The project, “Counseling, Care, and Antiretroviral Program (CAMP), focuses on Adult and Pediatric Care and Treatment, Antiretroviral Treatment, care for Orphans and Vulnerable Children, Prevention of Mother to Child Transmission, Prevention and HIV Testing and Counseling. CAMP has so far reached or exceeded most of its ambitious Year One targets, including providing 10,000 people with HIV/AIDS prevention messages; 7,000 people with HIV testing and counseling; 600 people with antiretroviral (ARV) drugs and other treatments; 180 pregnant women with ARV prophylaxis; and 200 orphans and vulnerable children with care.
Orphans and Vulnerable Children
A staggering 1.8 million children in Nigeria have become orphans as a consequence of AIDS.

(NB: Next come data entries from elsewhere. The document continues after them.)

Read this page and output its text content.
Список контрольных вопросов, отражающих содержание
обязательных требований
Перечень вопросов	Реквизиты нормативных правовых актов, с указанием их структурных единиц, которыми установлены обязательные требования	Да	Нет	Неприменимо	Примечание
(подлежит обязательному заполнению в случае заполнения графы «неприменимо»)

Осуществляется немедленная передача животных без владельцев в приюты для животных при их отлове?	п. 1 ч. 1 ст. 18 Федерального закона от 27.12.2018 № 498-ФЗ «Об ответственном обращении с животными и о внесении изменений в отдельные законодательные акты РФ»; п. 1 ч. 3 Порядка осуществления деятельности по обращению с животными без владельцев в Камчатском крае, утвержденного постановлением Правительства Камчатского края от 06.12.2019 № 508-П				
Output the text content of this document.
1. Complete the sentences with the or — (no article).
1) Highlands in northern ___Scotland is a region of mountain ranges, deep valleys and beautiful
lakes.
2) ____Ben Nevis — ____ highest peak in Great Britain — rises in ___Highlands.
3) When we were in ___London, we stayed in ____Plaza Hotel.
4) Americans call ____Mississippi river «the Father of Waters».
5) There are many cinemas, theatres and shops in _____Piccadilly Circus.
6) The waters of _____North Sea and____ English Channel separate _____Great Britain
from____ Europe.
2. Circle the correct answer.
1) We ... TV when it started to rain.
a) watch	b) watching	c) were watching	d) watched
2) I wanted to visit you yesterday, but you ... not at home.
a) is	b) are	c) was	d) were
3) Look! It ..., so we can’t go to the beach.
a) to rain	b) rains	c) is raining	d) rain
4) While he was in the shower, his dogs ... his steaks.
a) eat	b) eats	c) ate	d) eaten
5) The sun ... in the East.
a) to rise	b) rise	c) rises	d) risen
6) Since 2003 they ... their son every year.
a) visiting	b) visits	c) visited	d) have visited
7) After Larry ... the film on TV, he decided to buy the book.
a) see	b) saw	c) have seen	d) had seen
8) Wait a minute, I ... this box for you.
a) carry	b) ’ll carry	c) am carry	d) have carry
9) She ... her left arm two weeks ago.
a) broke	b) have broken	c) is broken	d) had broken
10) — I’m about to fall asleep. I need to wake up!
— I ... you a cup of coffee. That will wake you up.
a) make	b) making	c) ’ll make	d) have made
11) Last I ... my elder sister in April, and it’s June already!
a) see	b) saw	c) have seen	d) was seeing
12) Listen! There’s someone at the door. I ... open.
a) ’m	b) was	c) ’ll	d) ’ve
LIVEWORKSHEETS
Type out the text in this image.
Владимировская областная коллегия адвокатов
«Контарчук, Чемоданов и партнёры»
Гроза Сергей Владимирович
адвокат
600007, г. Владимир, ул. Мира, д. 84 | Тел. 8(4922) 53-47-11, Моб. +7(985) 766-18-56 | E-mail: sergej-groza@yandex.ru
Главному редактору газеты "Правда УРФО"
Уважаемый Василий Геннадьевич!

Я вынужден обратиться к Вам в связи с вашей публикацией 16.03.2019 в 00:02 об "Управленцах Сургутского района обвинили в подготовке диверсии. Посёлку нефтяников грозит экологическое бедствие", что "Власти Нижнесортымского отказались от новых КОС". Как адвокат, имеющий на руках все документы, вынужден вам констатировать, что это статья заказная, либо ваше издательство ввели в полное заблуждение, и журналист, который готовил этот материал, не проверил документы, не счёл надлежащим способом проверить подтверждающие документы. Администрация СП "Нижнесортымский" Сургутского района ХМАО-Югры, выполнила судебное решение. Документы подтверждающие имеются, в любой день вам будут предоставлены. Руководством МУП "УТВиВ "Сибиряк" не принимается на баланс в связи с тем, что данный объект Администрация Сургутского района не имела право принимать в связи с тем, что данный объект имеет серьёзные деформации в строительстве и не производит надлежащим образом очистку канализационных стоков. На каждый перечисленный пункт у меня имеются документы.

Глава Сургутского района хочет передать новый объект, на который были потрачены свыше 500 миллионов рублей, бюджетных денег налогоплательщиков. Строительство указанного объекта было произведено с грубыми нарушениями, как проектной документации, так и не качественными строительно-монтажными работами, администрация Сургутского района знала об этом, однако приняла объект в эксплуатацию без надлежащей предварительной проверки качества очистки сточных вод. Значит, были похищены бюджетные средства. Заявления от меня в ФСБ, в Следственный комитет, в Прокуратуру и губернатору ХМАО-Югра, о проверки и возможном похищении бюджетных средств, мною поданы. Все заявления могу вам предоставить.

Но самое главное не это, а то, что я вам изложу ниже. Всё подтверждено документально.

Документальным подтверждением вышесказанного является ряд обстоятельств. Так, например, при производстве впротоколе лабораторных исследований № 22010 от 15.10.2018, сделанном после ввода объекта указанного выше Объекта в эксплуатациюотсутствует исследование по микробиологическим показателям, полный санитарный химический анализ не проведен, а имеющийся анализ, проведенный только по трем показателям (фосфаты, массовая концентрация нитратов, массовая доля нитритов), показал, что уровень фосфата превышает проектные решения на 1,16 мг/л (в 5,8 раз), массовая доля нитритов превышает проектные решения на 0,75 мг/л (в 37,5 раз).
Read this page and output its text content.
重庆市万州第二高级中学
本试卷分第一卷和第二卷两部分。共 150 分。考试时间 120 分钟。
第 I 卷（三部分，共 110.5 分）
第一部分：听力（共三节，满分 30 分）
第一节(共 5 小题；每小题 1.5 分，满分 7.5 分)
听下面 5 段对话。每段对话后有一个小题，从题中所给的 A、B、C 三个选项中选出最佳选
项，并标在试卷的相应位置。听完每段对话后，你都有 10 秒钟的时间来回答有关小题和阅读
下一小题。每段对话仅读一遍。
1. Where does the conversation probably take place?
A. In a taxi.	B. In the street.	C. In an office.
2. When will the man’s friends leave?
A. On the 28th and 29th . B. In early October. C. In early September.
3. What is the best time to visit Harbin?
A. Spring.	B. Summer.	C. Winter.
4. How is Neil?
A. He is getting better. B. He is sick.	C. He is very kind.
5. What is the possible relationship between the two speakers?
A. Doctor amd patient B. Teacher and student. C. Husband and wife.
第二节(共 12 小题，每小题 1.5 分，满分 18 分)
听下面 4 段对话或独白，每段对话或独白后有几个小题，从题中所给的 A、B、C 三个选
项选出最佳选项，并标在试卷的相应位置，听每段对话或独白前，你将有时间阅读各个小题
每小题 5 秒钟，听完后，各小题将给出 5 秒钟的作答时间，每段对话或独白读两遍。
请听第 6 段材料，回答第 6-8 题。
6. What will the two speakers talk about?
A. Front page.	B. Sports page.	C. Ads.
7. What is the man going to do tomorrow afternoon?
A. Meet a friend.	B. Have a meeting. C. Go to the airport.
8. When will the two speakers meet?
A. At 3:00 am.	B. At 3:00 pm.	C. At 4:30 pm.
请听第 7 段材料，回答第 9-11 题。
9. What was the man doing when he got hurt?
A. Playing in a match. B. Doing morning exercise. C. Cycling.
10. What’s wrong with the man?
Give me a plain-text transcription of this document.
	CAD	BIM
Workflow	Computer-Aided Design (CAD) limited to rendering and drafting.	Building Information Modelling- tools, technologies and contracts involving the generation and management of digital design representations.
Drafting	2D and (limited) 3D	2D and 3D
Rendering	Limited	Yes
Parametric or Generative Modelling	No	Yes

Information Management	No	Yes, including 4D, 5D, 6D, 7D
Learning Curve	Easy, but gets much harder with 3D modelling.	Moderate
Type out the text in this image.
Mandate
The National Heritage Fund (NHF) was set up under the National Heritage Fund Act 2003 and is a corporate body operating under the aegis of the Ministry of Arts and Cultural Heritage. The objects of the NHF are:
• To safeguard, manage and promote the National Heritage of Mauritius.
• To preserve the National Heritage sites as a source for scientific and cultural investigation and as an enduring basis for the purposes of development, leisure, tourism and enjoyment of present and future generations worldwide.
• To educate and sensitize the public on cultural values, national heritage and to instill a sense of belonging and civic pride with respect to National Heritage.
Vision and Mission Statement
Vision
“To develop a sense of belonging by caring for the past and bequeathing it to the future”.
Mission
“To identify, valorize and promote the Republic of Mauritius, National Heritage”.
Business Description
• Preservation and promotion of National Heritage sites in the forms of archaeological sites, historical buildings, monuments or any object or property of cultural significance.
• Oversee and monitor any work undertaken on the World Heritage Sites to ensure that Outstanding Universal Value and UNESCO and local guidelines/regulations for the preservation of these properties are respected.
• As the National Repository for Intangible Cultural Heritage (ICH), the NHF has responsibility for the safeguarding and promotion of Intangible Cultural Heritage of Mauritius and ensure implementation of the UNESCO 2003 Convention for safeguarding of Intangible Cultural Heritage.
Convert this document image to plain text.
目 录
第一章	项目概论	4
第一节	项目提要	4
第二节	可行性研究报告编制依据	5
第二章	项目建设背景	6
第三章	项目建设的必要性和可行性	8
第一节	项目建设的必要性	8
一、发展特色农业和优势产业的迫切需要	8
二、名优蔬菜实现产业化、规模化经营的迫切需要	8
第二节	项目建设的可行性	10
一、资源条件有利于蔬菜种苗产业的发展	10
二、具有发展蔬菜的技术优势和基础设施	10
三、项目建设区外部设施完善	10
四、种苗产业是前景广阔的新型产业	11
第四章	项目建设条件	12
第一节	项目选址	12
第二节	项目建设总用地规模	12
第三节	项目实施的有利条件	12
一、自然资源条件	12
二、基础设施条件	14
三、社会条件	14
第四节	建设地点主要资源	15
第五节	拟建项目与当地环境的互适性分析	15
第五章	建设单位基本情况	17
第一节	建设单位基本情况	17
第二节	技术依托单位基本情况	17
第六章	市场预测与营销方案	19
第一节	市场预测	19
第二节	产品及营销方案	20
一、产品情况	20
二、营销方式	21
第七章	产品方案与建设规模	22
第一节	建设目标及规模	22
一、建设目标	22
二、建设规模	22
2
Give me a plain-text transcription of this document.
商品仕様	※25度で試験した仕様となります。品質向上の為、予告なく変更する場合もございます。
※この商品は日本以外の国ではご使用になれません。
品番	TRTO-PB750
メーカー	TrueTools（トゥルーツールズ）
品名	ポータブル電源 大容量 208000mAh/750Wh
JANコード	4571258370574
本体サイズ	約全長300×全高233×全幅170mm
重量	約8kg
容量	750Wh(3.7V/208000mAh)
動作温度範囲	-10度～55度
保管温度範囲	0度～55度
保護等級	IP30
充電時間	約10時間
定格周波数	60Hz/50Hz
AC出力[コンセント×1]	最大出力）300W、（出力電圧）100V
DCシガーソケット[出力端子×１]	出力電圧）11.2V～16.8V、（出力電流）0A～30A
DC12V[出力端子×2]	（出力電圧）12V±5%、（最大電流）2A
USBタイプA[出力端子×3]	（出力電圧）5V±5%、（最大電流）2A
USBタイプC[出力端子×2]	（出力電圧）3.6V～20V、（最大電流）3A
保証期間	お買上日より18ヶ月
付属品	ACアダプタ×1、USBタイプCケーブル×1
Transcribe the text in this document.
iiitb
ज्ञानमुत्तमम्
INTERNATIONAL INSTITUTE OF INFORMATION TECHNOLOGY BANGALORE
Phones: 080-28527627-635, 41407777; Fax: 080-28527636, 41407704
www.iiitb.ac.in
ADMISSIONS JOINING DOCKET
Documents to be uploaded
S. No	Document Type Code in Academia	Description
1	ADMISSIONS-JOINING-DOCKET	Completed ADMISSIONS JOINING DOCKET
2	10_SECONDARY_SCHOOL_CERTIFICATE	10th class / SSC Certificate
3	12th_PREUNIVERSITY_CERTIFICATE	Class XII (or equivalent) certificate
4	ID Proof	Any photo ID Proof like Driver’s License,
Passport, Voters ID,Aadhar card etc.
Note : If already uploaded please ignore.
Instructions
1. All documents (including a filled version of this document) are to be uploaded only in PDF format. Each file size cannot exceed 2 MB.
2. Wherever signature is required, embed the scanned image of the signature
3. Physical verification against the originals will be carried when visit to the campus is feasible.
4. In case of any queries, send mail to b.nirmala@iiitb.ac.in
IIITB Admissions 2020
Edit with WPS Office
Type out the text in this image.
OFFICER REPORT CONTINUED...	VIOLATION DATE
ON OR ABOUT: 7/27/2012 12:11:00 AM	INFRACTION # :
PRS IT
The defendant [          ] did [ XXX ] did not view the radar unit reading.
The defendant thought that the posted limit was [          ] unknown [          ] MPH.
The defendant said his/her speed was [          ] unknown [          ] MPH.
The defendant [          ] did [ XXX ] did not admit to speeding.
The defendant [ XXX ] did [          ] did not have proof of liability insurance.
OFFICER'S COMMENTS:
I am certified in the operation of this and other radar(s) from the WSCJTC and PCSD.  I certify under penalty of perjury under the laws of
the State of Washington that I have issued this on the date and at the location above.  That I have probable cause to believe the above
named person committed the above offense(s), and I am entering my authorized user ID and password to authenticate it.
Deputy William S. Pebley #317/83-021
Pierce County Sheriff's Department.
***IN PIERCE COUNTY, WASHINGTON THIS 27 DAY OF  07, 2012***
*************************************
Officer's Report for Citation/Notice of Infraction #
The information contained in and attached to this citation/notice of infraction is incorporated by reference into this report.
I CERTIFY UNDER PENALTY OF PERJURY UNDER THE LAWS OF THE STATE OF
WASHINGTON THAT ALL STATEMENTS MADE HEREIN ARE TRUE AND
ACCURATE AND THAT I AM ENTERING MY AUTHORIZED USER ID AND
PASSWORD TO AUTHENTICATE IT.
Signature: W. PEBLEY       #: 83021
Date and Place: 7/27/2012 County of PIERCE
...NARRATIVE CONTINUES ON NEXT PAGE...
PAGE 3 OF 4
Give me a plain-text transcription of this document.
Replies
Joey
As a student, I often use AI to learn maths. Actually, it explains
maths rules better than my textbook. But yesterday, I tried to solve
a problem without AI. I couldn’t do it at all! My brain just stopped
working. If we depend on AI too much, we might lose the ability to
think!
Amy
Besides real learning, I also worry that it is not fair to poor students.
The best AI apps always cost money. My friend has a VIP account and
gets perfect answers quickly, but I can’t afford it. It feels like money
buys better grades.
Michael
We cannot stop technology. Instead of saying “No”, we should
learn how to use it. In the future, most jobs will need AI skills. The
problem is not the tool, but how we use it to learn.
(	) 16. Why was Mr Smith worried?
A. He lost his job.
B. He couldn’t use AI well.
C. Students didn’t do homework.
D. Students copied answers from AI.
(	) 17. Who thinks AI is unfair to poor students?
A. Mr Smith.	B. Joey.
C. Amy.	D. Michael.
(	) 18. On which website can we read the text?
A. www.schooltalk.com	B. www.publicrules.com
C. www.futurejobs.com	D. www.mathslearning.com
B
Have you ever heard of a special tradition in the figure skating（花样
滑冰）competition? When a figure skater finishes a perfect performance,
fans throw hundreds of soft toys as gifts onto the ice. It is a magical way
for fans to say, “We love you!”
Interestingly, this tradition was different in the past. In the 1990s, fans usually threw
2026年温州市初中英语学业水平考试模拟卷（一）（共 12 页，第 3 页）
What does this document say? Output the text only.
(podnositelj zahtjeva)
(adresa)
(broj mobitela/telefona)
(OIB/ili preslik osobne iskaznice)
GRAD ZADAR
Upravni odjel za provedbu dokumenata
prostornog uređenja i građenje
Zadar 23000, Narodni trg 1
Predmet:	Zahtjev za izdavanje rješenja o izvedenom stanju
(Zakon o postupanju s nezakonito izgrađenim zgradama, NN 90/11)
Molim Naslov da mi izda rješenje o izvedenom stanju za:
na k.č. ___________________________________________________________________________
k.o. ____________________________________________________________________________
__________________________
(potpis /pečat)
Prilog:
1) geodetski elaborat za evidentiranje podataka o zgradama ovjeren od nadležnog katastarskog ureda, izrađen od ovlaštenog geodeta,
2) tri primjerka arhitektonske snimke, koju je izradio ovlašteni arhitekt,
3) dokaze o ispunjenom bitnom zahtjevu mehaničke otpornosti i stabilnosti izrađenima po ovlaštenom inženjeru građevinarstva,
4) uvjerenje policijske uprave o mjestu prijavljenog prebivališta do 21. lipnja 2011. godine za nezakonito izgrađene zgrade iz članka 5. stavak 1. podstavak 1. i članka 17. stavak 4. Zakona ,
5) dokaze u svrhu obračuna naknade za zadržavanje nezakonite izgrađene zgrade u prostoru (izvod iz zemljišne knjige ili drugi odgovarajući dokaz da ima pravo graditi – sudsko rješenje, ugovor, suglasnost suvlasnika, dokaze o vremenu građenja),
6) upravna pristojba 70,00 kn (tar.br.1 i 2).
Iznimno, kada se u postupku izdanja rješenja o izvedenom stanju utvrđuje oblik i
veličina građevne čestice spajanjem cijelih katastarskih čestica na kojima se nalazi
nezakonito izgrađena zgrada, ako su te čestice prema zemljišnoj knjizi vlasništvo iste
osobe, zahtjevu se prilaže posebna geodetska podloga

Working with the CDC and PEPFAR, PFD is implementing an HIV/AIDS prevention and treatment program in the Niger Delta region. This program includes support for 200 orphans and vulerable children who have lost their parents to HIV/AIDS or are otherwise affected by the disease.
PFD wants to help many more similarly affected children beyond the 200 now supported through our current funding.
With additional resources we could reach out to more children and provide them with school books, clothing, medicines and health care treatment as well as psychological and social support in the form of after-school clubs.